In terms of number of words, Earl Ranulf’s charter was about one-third the length of King John’s Magna Carta. There were far fewer chapters or clauses, but among them were some which addressed issues familiar from Runnymede: safeguarding the interests of widows and minors, relaxing restrictions within the earl’s forests and limiting obligations to castle-guard. There was also a promise that concessions should extend beyond the immediate beneficiaries, the Cheshire barons, to their own knights and free tenants - seemingly a deliberate echo of Magna Carta cap. 60 and, if so, good evidence that those who framed the Cheshire charter intended that it would stand within the county in place of the king’s. Alongside these were concessions which had no parallel with those made at Runnymede, including two dealing with claims over ‘avowers’ - fugitives settling in the county - and a remarkable chapter in which the earl itemised those baronial petitions he had turned down. Among these, if the phraseology has been interpreted correctly, was a bid to have hare-coursing laid on whenever the barons were summoned to Chester! Even some of the chapters for which there were precedents at Runnymede incorporated distinctive Cheshire concerns. There was protection of the right to plead ‘thwertnic’ (‘I deny it all’) in the earl’s court, which appears to have had the effect of frustrating prosecutions, and a guarantee that military service would not be enforced beyond the Lyme, the sharply-defined area of wooded upland which delineated Cheshire’s eastern and south-eastern frontier with the rest of England.

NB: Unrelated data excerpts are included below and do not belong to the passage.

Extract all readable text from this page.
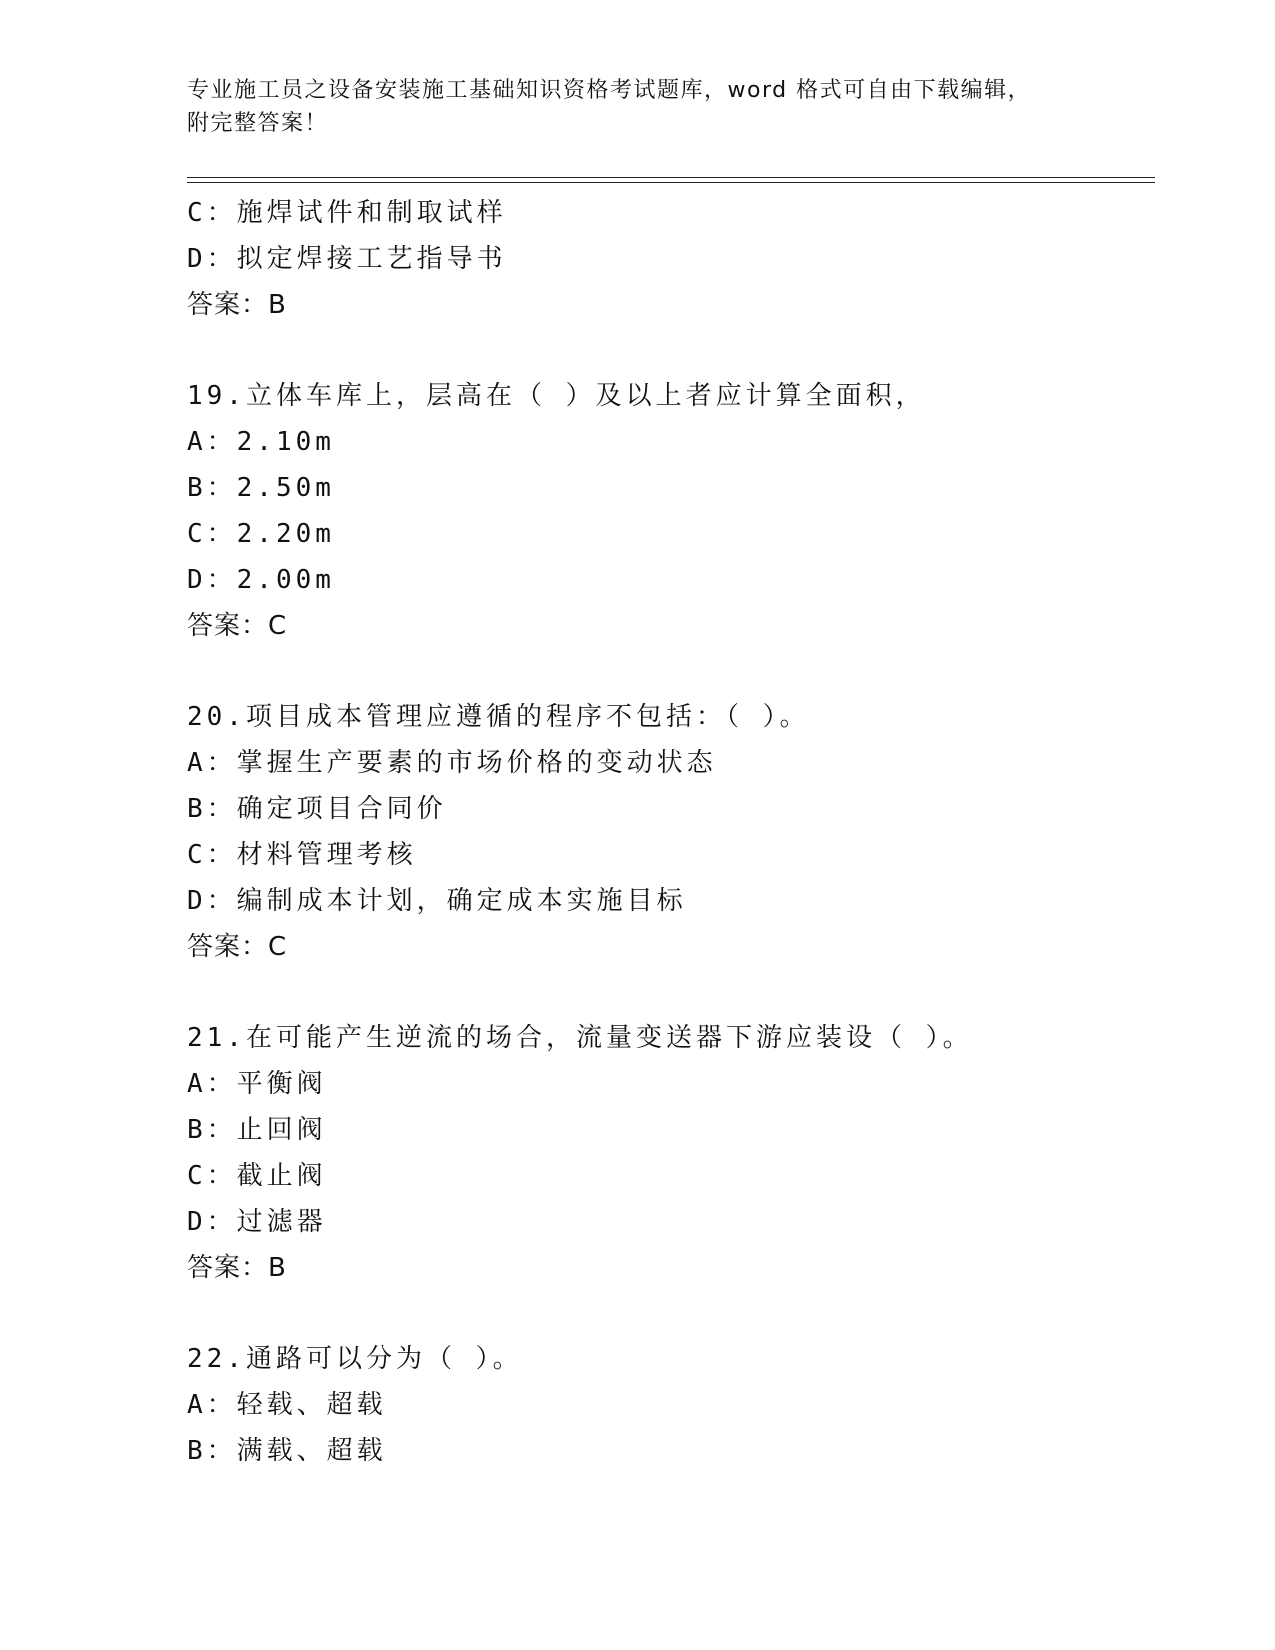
专业施工员之设备安装施工基础知识资格考试题库，word 格式可自由下载编辑，
附完整答案！
C：施焊试件和制取试样
D：拟定焊接工艺指导书
答案：B
19.立体车库上，层高在（ ）及以上者应计算全面积，
A：2.10m
B：2.50m
C：2.20m
D：2.00m
答案：C
20.项目成本管理应遵循的程序不包括：（ ）。
A：掌握生产要素的市场价格的变动状态
B：确定项目合同价
C：材料管理考核
D：编制成本计划，确定成本实施目标
答案：C
21.在可能产生逆流的场合，流量变送器下游应装设（ ）。
A：平衡阀
B：止回阀
C：截止阀
D：过滤器
答案：B
22.通路可以分为（ ）。
A：轻载、超载
B：满载、超载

It is fair to say that the Magna Carta of Cheshire, though twice published in scholarly editions during the twentieth century[iii] and duly mentioned in passing in several books on Magna Carta, has not until now received the attention it deserves. It offers us an insight into the hopes and fears of the landholding class in an under-populated frontier shire, away from the main centres of royal power in early thirteenth-century England.
[i] Liber Luciani de Laude Cestrie, ed. M.V. Taylor (Record Society of Lancashire and Cheshire, LXIV, 1912), p. 65.
[ii] See e.g. G. Barraclough, ‘The Earldom and County Palatine of Chester’, Transactions of the Historic Society of Lancashire and Cheshire, CIII (1951), pp. 23-57; J.W. Alexander, ‘New Evidence on the Palatinate of Chester’, English Historical Review, LXXXV (1970), pp. 715-29 and Ranulf of Chester, a Relic of the Conquest (Athens, Georgia, 1983), esp. pp. 60-68; Victoria County History: Cheshire, II, pp. 1-8; D. Crouch, ‘The Administration of the Norman Earldom’ in A.T. Thacker, ed., The Earldom of Chester and its Charters (Journal of Chester Archaeological Society, LXXI, 1991), pp. 69-95.
[iii] Chartulary or Register of St Werburgh, Chester, ed. J. Tait (Chetham Society, new series, LXXIX, LXXXII, 1920, 1923), I, no. 60; Charters of the Anglo-Norman Earls of Chester, c.1071-1237, ed. G. Barraclough (Record Society of Lancashire and Cheshire, CXXVI, 1988), no. 394.